The Area light source can only cast raytraced shadows. It shares with other lamp types common shadows options described here.

Rect Area, Constant Jittered sample generator.
Rect Area, Adaptive QMC sample generator.
The Shadow and Spot panel of the Area lamp when ray shadows are enabled.


Raytraced Shadows

The raytraced shadows settings of this lamp are mostly shared with other ones, as described here. However, there are some specificities with this lamp, which are detailed bellow:

Shadow Sample Generator Type
Constant Jittered
The Area lamp has a third sample generator method, Constant Jittered (I think it’s its original one), which is more like simulating an array of lights.

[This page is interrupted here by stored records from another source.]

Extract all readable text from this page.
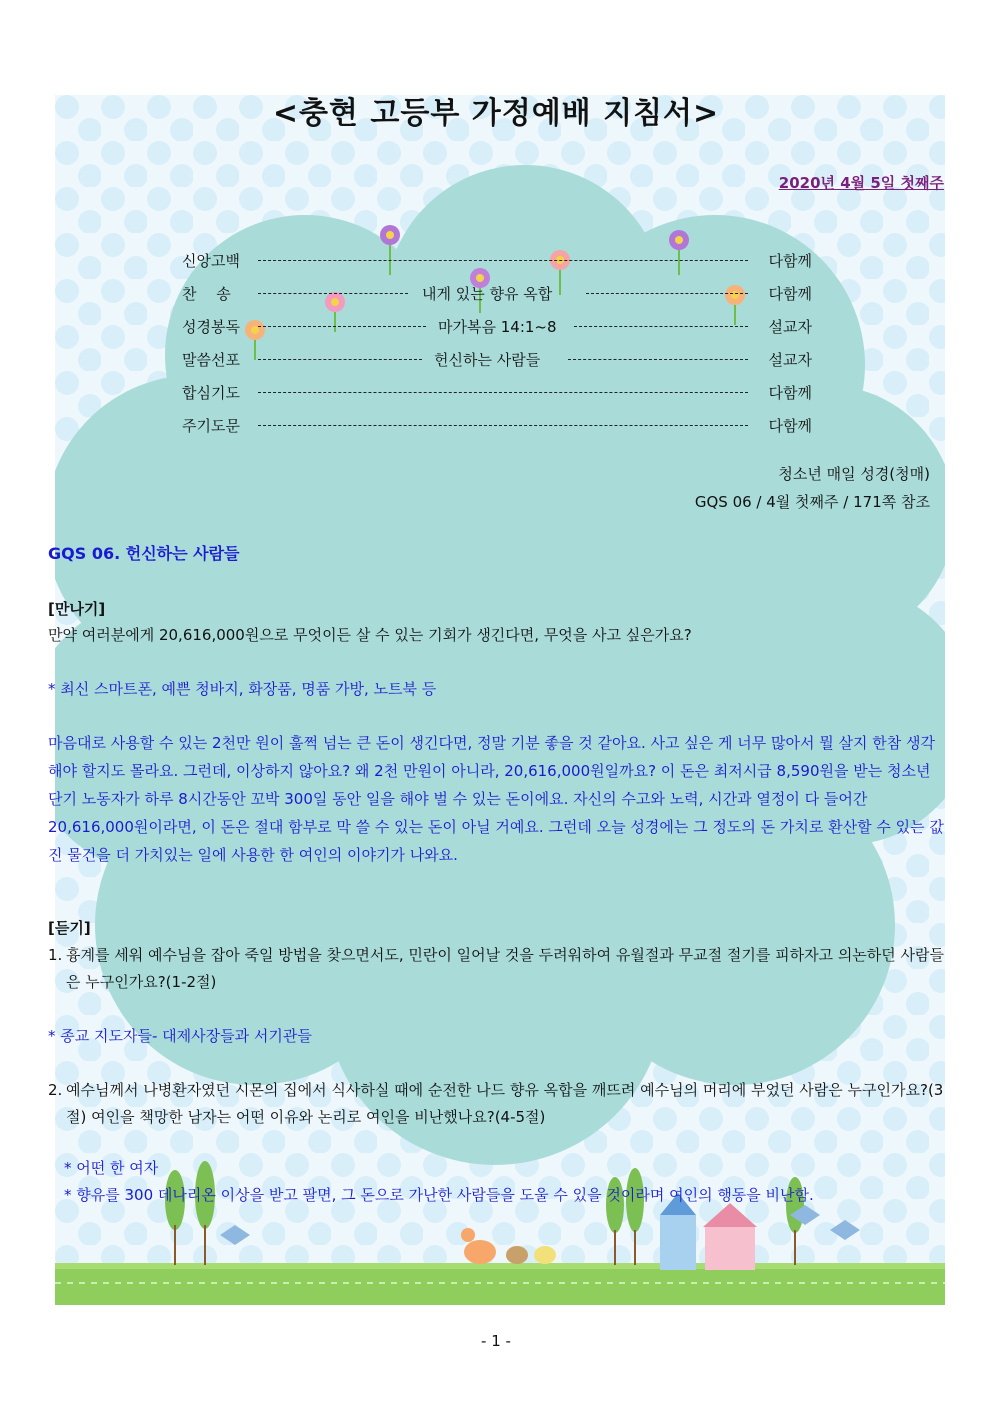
<충현 고등부 가정예배 지침서>
2020년 4월 5일 첫째주
신앙고백	다함께
찬　 송	내게 있는 향유 옥합	다함께
성경봉독	마가복음 14:1~8	설교자
말씀선포	헌신하는 사람들	설교자
합심기도	다함께
주기도문	다함께
청소년 매일 성경(청매)
GQS 06 / 4월 첫째주 / 171쪽 참조
GQS 06. 헌신하는 사람들
[만나기]
만약 여러분에게 20,616,000원으로 무엇이든 살 수 있는 기회가 생긴다면, 무엇을 사고 싶은가요?
* 최신 스마트폰, 예쁜 청바지, 화장품, 명품 가방, 노트북 등
마음대로 사용할 수 있는 2천만 원이 훌쩍 넘는 큰 돈이 생긴다면, 정말 기분 좋을 것 같아요. 사고 싶은 게 너무 많아서 뭘 살지 한참 생각해야 할지도 몰라요. 그런데, 이상하지 않아요? 왜 2천 만원이 아니라, 20,616,000원일까요? 이 돈은 최저시급 8,590원을 받는 청소년 단기 노동자가 하루 8시간동안 꼬박 300일 동안 일을 해야 벌 수 있는 돈이에요. 자신의 수고와 노력, 시간과 열정이 다 들어간 20,616,000원이라면, 이 돈은 절대 함부로 막 쓸 수 있는 돈이 아닐 거예요. 그런데 오늘 성경에는 그 정도의 돈 가치로 환산할 수 있는 값진 물건을 더 가치있는 일에 사용한 한 여인의 이야기가 나와요.
[듣기]
1. 흉계를 세워 예수님을 잡아 죽일 방법을 찾으면서도, 민란이 일어날 것을 두려워하여 유월절과 무교절 절기를 피하자고 의논하던 사람들은 누구인가요?(1-2절)
* 종교 지도자들- 대제사장들과 서기관들
2. 예수님께서 나병환자였던 시몬의 집에서 식사하실 때에 순전한 나드 향유 옥합을 깨뜨려 예수님의 머리에 부었던 사람은 누구인가요?(3절) 여인을 책망한 남자는 어떤 이유와 논리로 여인을 비난했나요?(4-5절)
* 어떤 한 여자
* 향유를 300 데나리온 이상을 받고 팔면, 그 돈으로 가난한 사람들을 도울 수 있을 것이라며 여인의 행동을 비난함.
- 1 -
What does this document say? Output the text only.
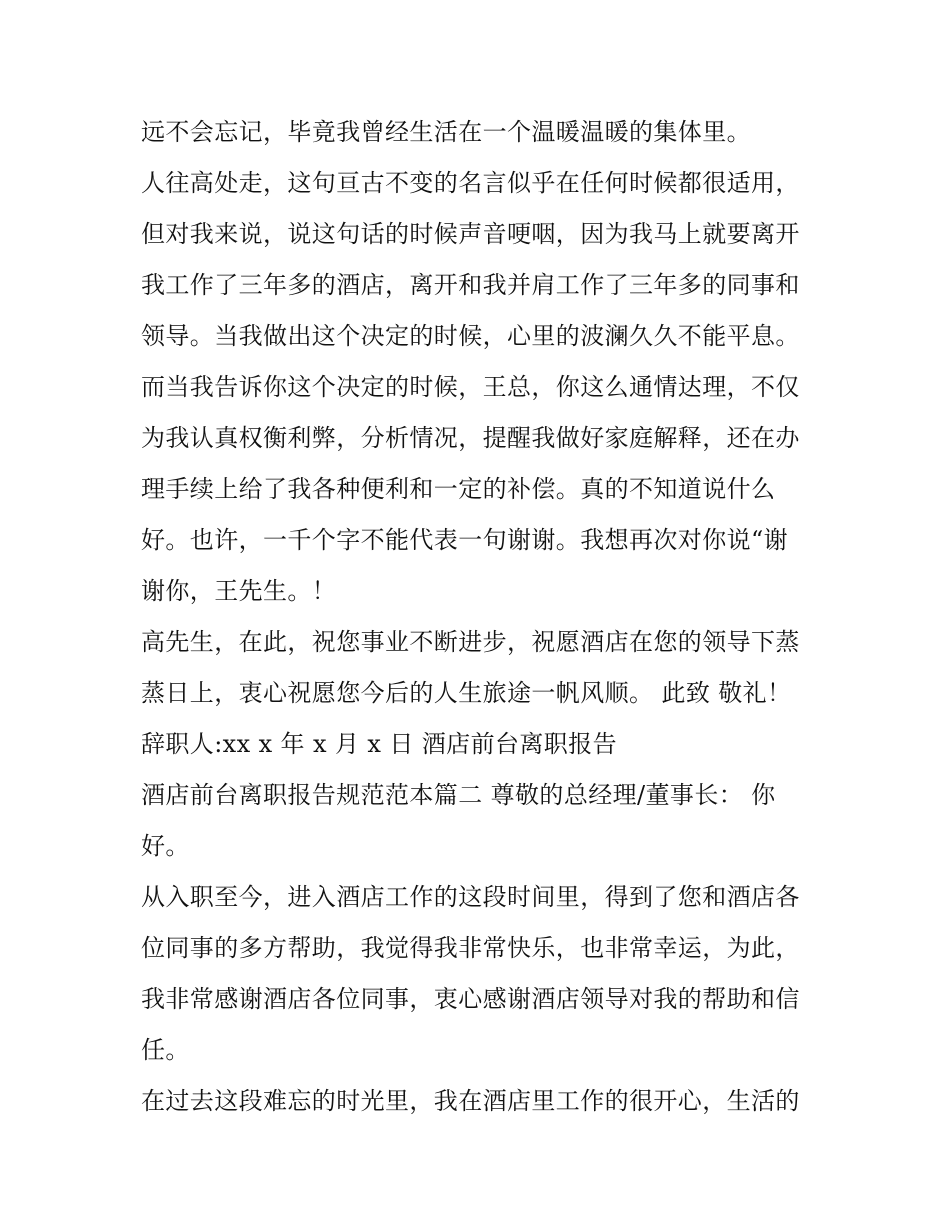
远不会忘记，毕竟我曾经生活在一个温暖温暖的集体里。
人往高处走，这句亘古不变的名言似乎在任何时候都很适用，
但对我来说，说这句话的时候声音哽咽，因为我马上就要离开
我工作了三年多的酒店，离开和我并肩工作了三年多的同事和
领导。当我做出这个决定的时候，心里的波澜久久不能平息。
而当我告诉你这个决定的时候，王总，你这么通情达理，不仅
为我认真权衡利弊，分析情况，提醒我做好家庭解释，还在办
理手续上给了我各种便利和一定的补偿。真的不知道说什么
好。也许，一千个字不能代表一句谢谢。我想再次对你说“谢
谢你，王先生。！
高先生，在此，祝您事业不断进步，祝愿酒店在您的领导下蒸
蒸日上，衷心祝愿您今后的人生旅途一帆风顺。 此致 敬礼！
辞职人:xx x 年 x 月 x 日 酒店前台离职报告
酒店前台离职报告规范范本篇二 尊敬的总经理/董事长： 你
好。
从入职至今，进入酒店工作的这段时间里，得到了您和酒店各
位同事的多方帮助，我觉得我非常快乐，也非常幸运，为此，
我非常感谢酒店各位同事，衷心感谢酒店领导对我的帮助和信
任。
在过去这段难忘的时光里，我在酒店里工作的很开心，生活的
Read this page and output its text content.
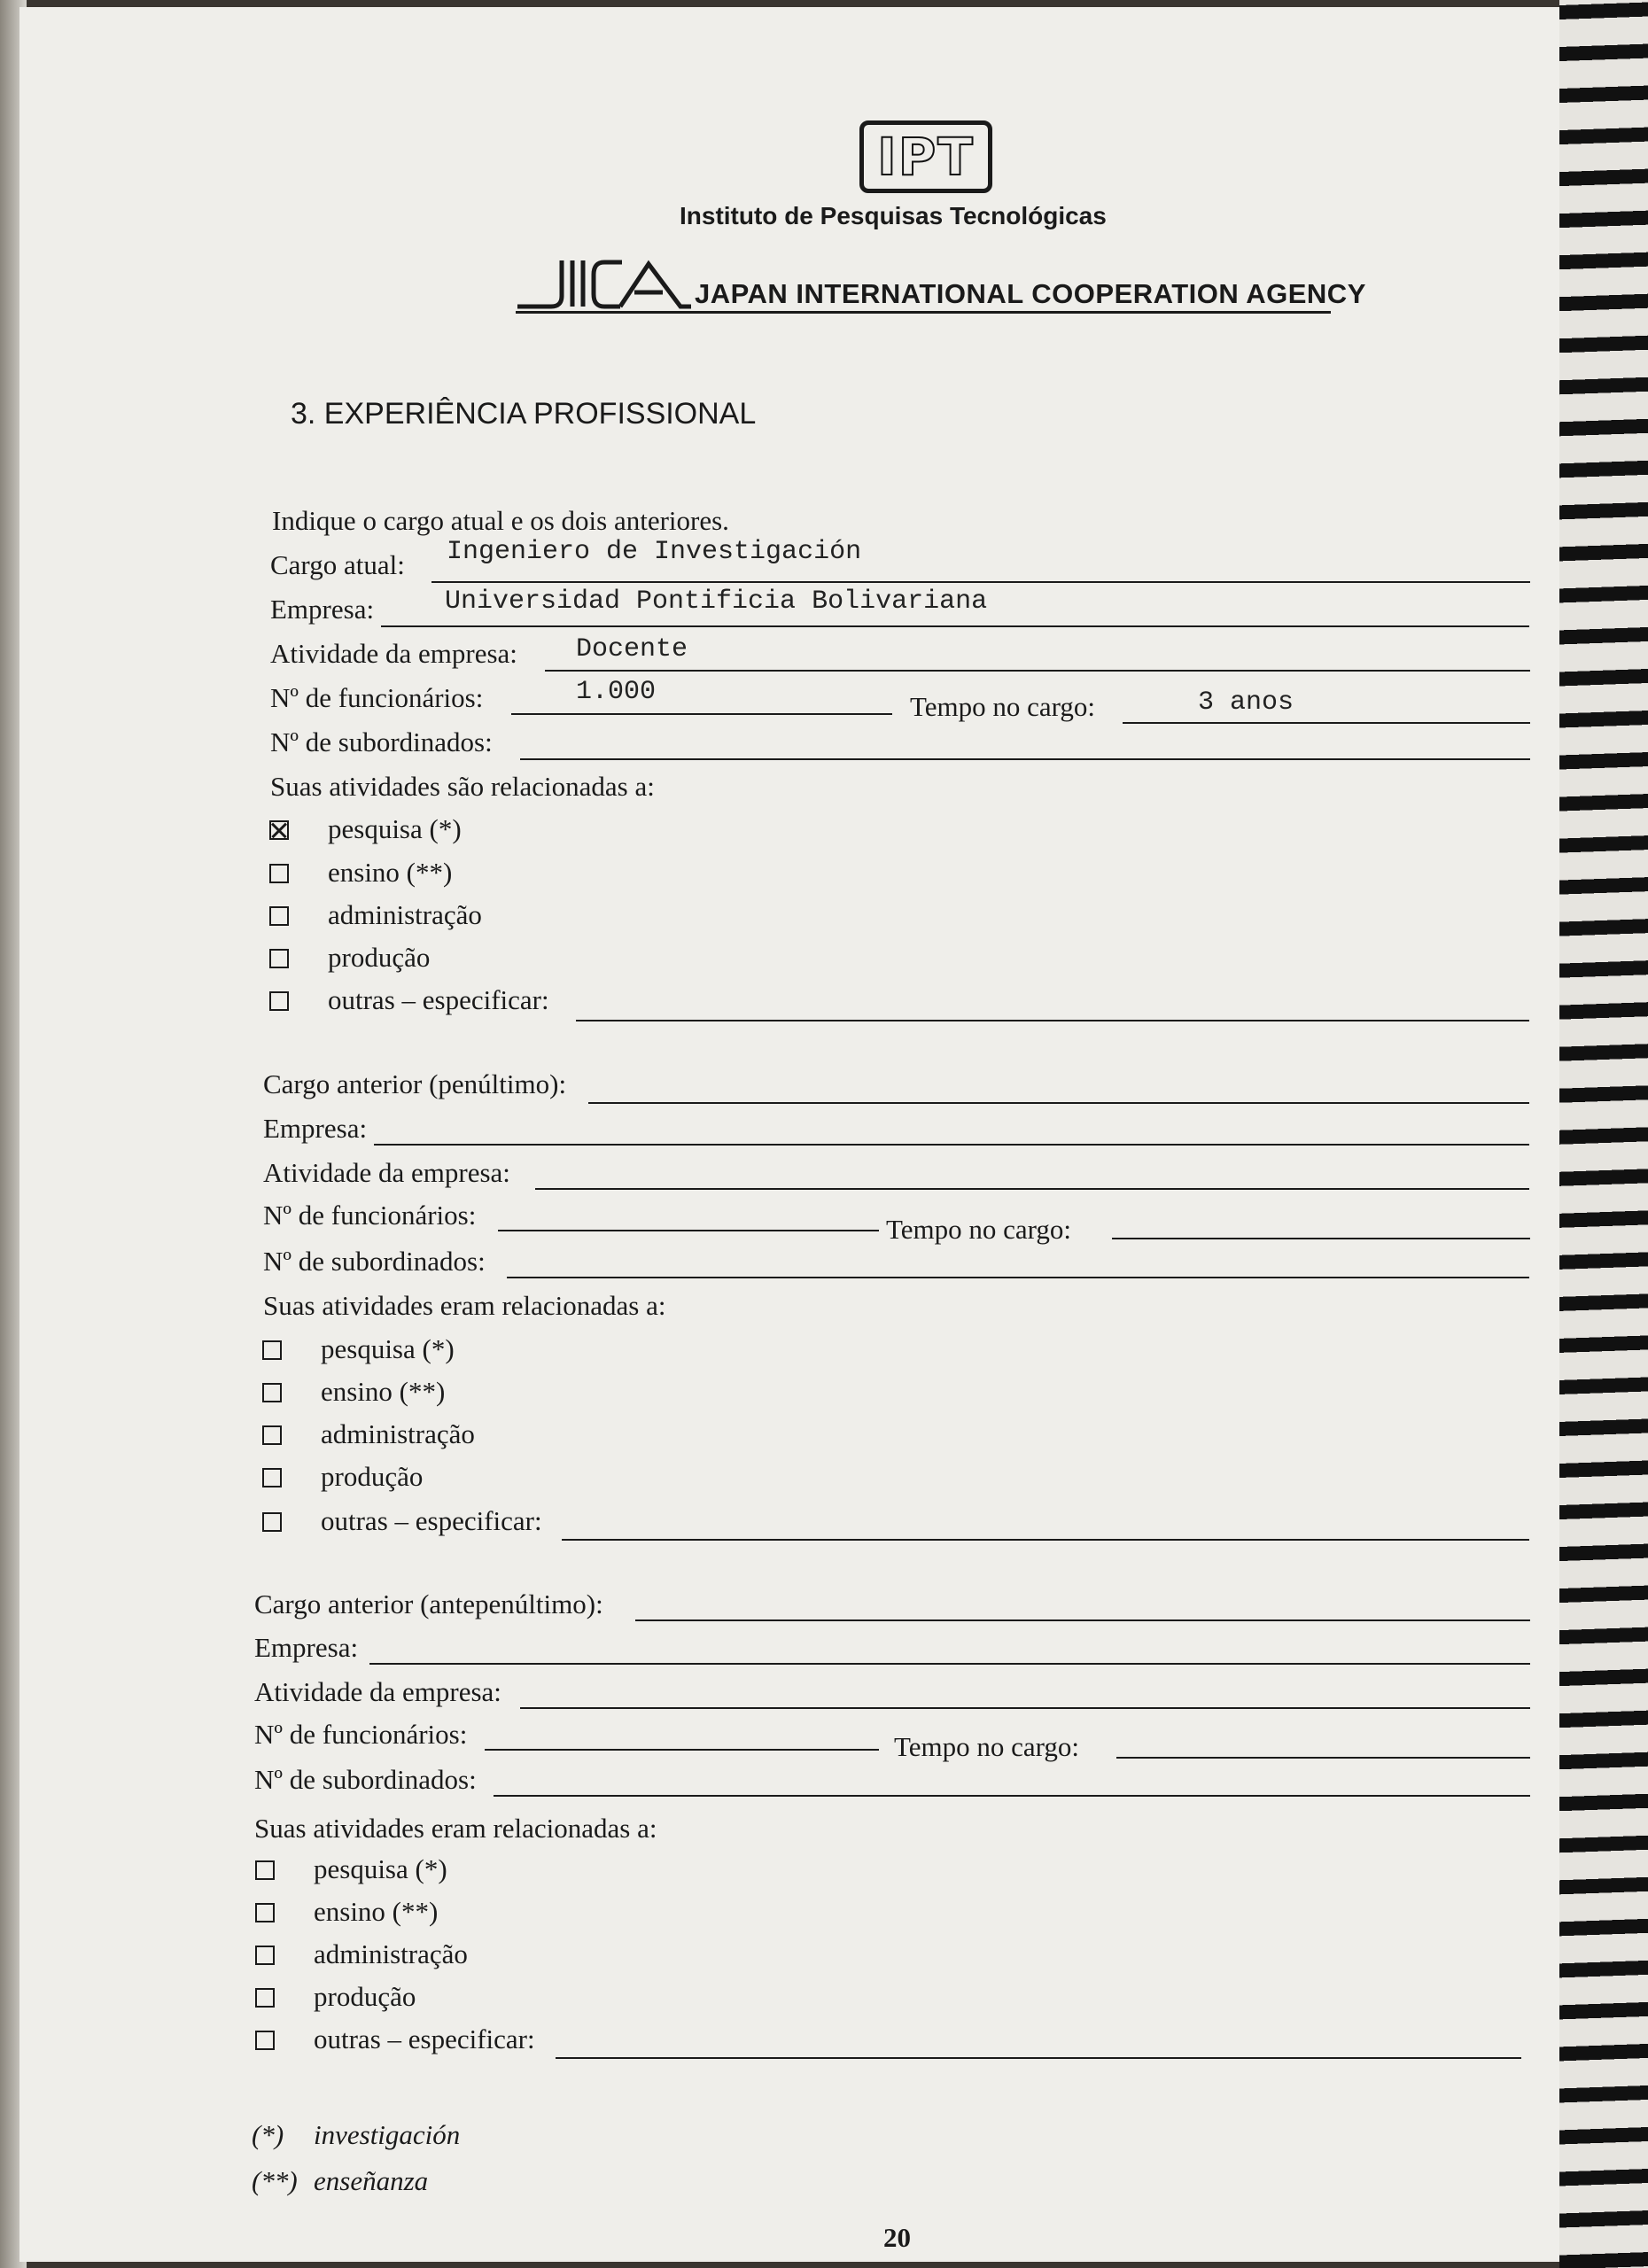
IPT
Instituto de Pesquisas Tecnológicas
JAPAN INTERNATIONAL COOPERATION AGENCY
3. EXPERIÊNCIA PROFISSIONAL
Indique o cargo atual e os dois anteriores.
Cargo atual: Ingeniero de Investigación
Empresa:	Universidad Pontificia Bolivariana
Atividade da empresa: Docente
Nº de funcionários:	1.000	Tempo no cargo:	3 anos
Nº de subordinados:
Suas atividades são relacionadas a:
pesquisa (*)
ensino (**)
administração
produção
outras – especificar:
Cargo anterior (penúltimo):
Empresa:
Atividade da empresa:
Nº de funcionários:	Tempo no cargo:
Nº de subordinados:
Suas atividades eram relacionadas a:
pesquisa (*)
ensino (**)
administração
produção
outras – especificar:
Cargo anterior (antepenúltimo):
Empresa:
Atividade da empresa:
Nº de funcionários:	Tempo no cargo:
Nº de subordinados:
Suas atividades eram relacionadas a:
pesquisa (*)
ensino (**)
administração
produção
outras – especificar:
(*) investigación
(**) enseñanza
20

It has the same options as the old one: Umbra, Dither and Noise.
Samples
This have the same role as with other lamps, but when using a Rect Area lamp, you have two samples settings: SamplesX and SamplesY, for the two axes of the area plane!
Note also that when using Constant Jittered sample generator method, this is more or less equivalent to the number of virtual lamps in the area. With QMC sample generator methods, it behave similarly as with Lamp or Spot lamps.

The Soft Size parameter has disappeared.

The following three parameters are only available when using Constant Jittered sample generator method, and are intended to artificially boost the “soft” shadow effect, with possible loss in quality:

Umbra
Emphasizes the intensity of shadows in the area fully within the shadow rays. The light transition between fully shadowed areas and fully lit areas changes more quickly (i.e. a sharp shadow gradient). You need Samples values equal to or greater than 2 to see any influence of this button.
Dither
Applies a sampling over the borders of the shadows, in a similar same way anti-aliasing is applied by the OSA button on the borders of an object. It artificially softens the borders of shadows; when Samples is set very low, you can expect poor results, so Dither is better used with medium Samples values. It is not useful at all with high Samples values, as the borders will appear already soft.
Noise
Adds noise to break up the edges of solid shadow samples, offsetting them from each other in a pseudo-random way. Once again, this option is not very useful when you use high Samples values where the drawback is that Noise generates quite visible graininess.